Aggregates multiple Receiver Operating Characteristic (ROC) curves obtained from different sources into one global ROC. Additionally, it’s also possible to calculate the aggregated precision-recall (PR) curve.

Motivation

The ROC and the AUC (Area Under the Curve) can be essential metrics when evaluating a model. In situations where there is a parallelization of the model development, such as federated learning, it becomes relevant to obtain precise measures for these metrics. These approaches usually produce partial results that require aggregation methods to get the complete picture. The ROCaggregator appears in this context, allowing to compute the precise ROC curve from the partial results.

Installation

You can install the released version of ROCaggregator from CRAN with:

install.packages("ROCaggregator")

Example

Check the complete example provided in the vignette.

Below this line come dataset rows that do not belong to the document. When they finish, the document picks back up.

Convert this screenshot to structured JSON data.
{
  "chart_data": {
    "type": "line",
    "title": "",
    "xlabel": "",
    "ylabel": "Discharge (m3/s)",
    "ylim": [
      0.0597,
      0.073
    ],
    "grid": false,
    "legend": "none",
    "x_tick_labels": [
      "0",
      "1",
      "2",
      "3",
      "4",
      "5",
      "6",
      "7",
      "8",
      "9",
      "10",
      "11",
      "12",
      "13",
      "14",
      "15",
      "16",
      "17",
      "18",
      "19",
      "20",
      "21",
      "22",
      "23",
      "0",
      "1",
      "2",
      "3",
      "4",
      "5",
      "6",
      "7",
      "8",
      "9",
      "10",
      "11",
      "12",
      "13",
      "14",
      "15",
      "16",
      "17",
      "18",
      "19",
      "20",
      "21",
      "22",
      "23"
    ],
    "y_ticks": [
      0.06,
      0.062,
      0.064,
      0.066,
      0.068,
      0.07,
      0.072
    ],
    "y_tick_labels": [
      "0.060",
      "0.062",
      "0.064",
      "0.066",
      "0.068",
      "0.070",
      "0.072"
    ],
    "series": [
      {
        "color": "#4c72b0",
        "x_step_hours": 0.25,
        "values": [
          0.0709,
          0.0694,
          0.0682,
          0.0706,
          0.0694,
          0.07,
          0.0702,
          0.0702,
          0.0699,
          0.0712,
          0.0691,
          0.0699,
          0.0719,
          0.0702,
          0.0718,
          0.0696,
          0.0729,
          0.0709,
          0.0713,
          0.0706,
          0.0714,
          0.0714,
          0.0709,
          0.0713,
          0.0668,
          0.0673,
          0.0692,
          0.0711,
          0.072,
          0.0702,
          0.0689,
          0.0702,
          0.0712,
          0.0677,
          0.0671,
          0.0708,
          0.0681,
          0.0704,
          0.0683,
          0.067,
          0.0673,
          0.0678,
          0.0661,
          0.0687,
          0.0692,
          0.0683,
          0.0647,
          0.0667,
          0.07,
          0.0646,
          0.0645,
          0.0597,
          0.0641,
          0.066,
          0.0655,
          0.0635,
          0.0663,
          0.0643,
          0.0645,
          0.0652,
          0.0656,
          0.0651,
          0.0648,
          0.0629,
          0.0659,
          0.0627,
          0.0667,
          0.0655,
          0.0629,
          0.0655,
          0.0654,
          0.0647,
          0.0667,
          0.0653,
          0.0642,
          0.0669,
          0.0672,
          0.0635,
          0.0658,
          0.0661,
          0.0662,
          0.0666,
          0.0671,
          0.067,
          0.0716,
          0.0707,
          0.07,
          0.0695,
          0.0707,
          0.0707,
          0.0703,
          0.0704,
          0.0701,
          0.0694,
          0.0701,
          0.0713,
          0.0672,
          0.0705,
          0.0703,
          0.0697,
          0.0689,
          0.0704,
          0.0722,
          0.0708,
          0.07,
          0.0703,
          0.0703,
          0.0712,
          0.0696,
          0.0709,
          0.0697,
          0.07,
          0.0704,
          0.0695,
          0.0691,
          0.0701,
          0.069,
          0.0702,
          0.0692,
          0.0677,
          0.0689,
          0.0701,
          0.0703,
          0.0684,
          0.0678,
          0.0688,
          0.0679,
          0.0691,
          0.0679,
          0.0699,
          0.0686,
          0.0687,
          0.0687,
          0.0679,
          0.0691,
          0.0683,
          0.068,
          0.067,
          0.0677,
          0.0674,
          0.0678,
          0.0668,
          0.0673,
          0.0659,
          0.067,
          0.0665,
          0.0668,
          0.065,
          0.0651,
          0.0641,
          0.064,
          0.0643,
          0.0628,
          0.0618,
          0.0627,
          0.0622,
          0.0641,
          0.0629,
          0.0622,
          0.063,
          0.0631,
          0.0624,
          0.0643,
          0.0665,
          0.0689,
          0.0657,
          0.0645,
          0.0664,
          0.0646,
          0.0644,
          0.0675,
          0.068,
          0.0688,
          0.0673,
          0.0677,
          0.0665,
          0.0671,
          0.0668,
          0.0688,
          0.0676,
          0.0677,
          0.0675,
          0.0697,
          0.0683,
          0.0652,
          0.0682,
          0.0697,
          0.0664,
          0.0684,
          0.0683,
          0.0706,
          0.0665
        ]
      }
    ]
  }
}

Obtain the global ROC curve from different sources by providing: - the false positive rate (fpr) - true positive rate (tpr) - thresholds (thresh) - the total number of negative samples/control - the total number of samples from each source

library(ROCaggregator)

y1 <- c(1, 0, 1, 1, 0, 0, 0, ...)
# false positive rate values for each threshold
fpr_1 <- c(0, 0, 0, 0, 0.002, ...)
# true positive rate values for each threshold
tpr_1 <- c(0, 0.004, 0.008, 0.012, 0.016, ...)
# thresholds used
thresh_1 <- c(0.9994038, 0.9986345, 0.99847864, 0.99575908, 0.99567612, ...)
# count the number of negative labels
negative_count_1 <- sum(y1 == 0)
# total number of labels
total_count_1 <- length(y1)
...
# ROC curve
roc <- roc_curve(
  list(fpr_1, fpr_2, ...),
  list(tpr_1, tpr_2, ...),
  list(thresh_1, thresh_2, ...),
  c(negative_count_1, negative_count_2, ...),
  c(total_count_1, total_count_2, ...)
)

# Precision-recall
pre_recall <- precision_recall_curve(
  list(fpr_1, fpr_2, ...),
  list(tpr_1, tpr_2, ...),
  list(thresh_1, thresh_2, ...),
  c(negative_count_1, negative_count_2, ...),
  c(total_count_1, total_count_2, ...)
)